Будь японцы настоящими, классическими самураями, все могло сложиться совсем иначе. Самурай, один из символов Японии и столпов ее общества, явление, уникальное только на первый взгляд. Если же внимательно присмотреться, то в любой стране, прошедшей через период феодализма, имелось нечто подобное. В России ближайшим аналогом самурая являлся боевой холоп — воин из крепостных, идущий в бой вместе со своим хозяином. В те времена, когда на службу положено было являться «конно, людно и оружно», вполне себе распространенная и уважаемая прослойка общества, профессиональный воин, причем высокого класса. Со своим внутренним кодексом, в чем‑то совпадающим с самурайским, в чем‑то отличающимся от него. И такие воины, мало отличающиеся друг от друга, существовали везде. Только вот в большинстве стран они к началу двадцатого века благополучно вымерли, в Японии же, в силу ее резкого, скачкообразного перехода из эпохи в эпоху, минуя промежуточные стадии, самураи ухитрились сохраниться. Да, заимствованные у более развитых стран технологии и, частично, уклады отодвинули самураев на обочину, однако не уничтожили. Вот и сохранилась их каста, и, как и любые не боящиеся смерти профессиональные солдаты, они приветствовались в армии. За ними тянулись, им подражали, и необходимость ходить строем вкупе с прусской муштрой, на основе которых создавалась регулярная японская армия, не могли изменить их сути.

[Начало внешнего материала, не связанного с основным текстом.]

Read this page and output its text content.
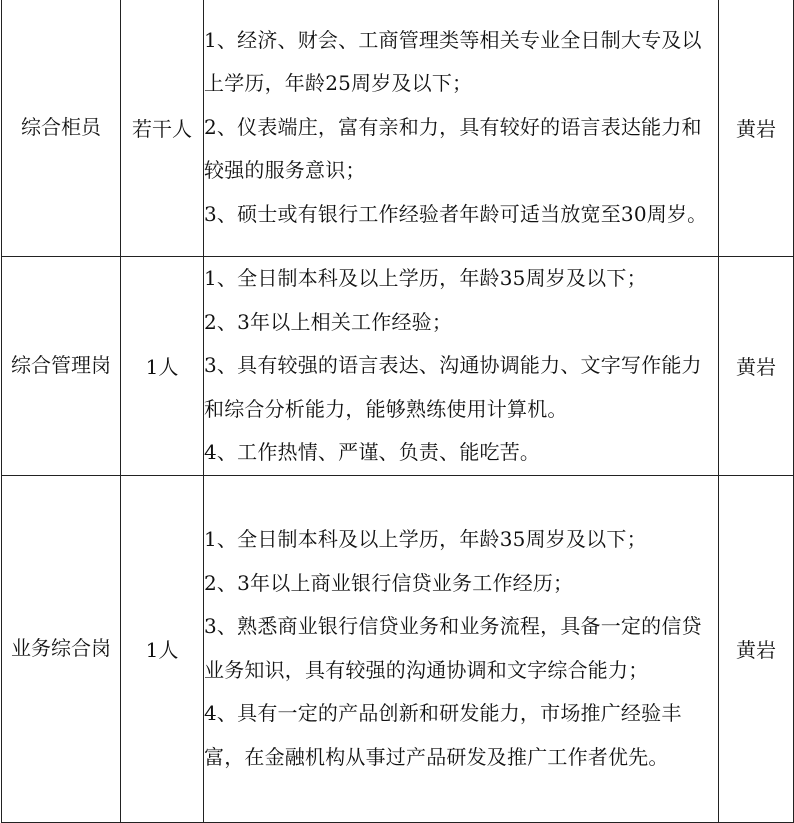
综合柜员	若干人	1、经济、财会、工商管理类等相关专业全日制大专及以上学历，年龄25周岁及以下；
2、仪表端庄，富有亲和力，具有较好的语言表达能力和较强的服务意识；
3、硕士或有银行工作经验者年龄可适当放宽至30周岁。	黄岩
综合管理岗	1人	1、全日制本科及以上学历，年龄35周岁及以下；
2、3年以上相关工作经验；
3、具有较强的语言表达、沟通协调能力、文字写作能力和综合分析能力，能够熟练使用计算机。
4、工作热情、严谨、负责、能吃苦。	黄岩
业务综合岗	1人	1、全日制本科及以上学历，年龄35周岁及以下；
2、3年以上商业银行信贷业务工作经历；
3、熟悉商业银行信贷业务和业务流程，具备一定的信贷业务知识，具有较强的沟通协调和文字综合能力；
4、具有一定的产品创新和研发能力，市场推广经验丰富，在金融机构从事过产品研发及推广工作者优先。	黄岩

Так вот, будь эта четверка японцев самураями, не только с самого детства отменно обученными, но и всегда готовыми к бою, расклады могли оказаться совсем иными. Вот только небольшой, но крайне важный нюанс — самураев никогда не было слишком много. Костяк современной, массовой армии, формируемой по призыву, составляли не они. А вчерашний крестьянин, как его не учи, с потомственным воином сравниться может редко. Дело в том, что при таком подходе на первый план выходит очень меркантильный вопрос — соотношение стоимости подготовки солдата и его эффективности. Проще говоря, солдата учат ходить в ногу, не столько потому, что это красиво, а больше из необходимости добиться от него беспрекословного и незамедлительного выполнения любого приказа. Мозги при этом отключаются, команды выполняются на рефлексах, и очень быстро, в бою это важно. Учат стрелять, основам штыкового и рукопашного боя, но — именно основам. Элитные части, конечно, готовят иначе, но обычная пехота до остального доходит в бою, самостоятельно, и это в чем‑то логично. Обидно и нерационально, если человека натаскивали десять лет, вбухав в его подготовку массу времени и сил, а его потом разорвало снарядом при артобстреле прежде, чем он хоть раз успел побывать в бою. И вот эта четверка, столкнувшаяся с казаками, состояла из представителей как раз такой вот массовой армии, причем не первоклассных. Все же лучшие части японцев на тот момент были сильно прорежены при лихих, но не самых продуманных попытках сходу взломать русскую оборону, а пришедшие им на смену новобранцы в подготовке уступали солдатам довоенного призыва. И, вполне логично, что в ситуации, в которой самурай просто вступил бы в бой, они растерялись. Всего на миг, но и этого оказалось достаточно, поскольку шанс открыть огонь японцы упустили.
Соболев, не теряя даром времени, засветил ближайшему противнику в лоб прикладом сдернутого с плеча карабина, и, пока тот заваливался навзничь, блокировал стволом неловкий выпад второго. Пожалел не миг, что у него карабин, а не обычная трехлинейка со штыком, он бы пришелся здесь кстати, но руки все делали автоматически. Получив жесткий удар в живот, японец сложился пополам, а секунду спустя уже осел с проломленным черепом. Рядом положил своих врагов Коломиец, и справился с этим едва ли не быстрее командира.
Все же была у Коломийца привычка всегда и везде таскать с собой шашку. Соболев свою, кстати, не взял, полагая, что сейчас она будет только мешать, и это не считая того, что добавит лишнего веса, однако его подчиненный, человек упорный или, скорее даже, упертый, как осел, придерживался на этот счет иного мнения. В какое количество лишнего пота ему это обошлось, оставалось только догадываться, но сейчас Златоустовский клинок пришелся как нельзя кстати. А уж владеть им Коломиец, как и любой казак, умел с детства, и не японцам с их достаточно посредственной фехтовальной школой ему было противостоять. Тем более, не обычным японским солдатам. В ту (или все же в эту?) войну японскую кавалерию казаки вырубали начисто, и Коломиец готов был поддержать традицию.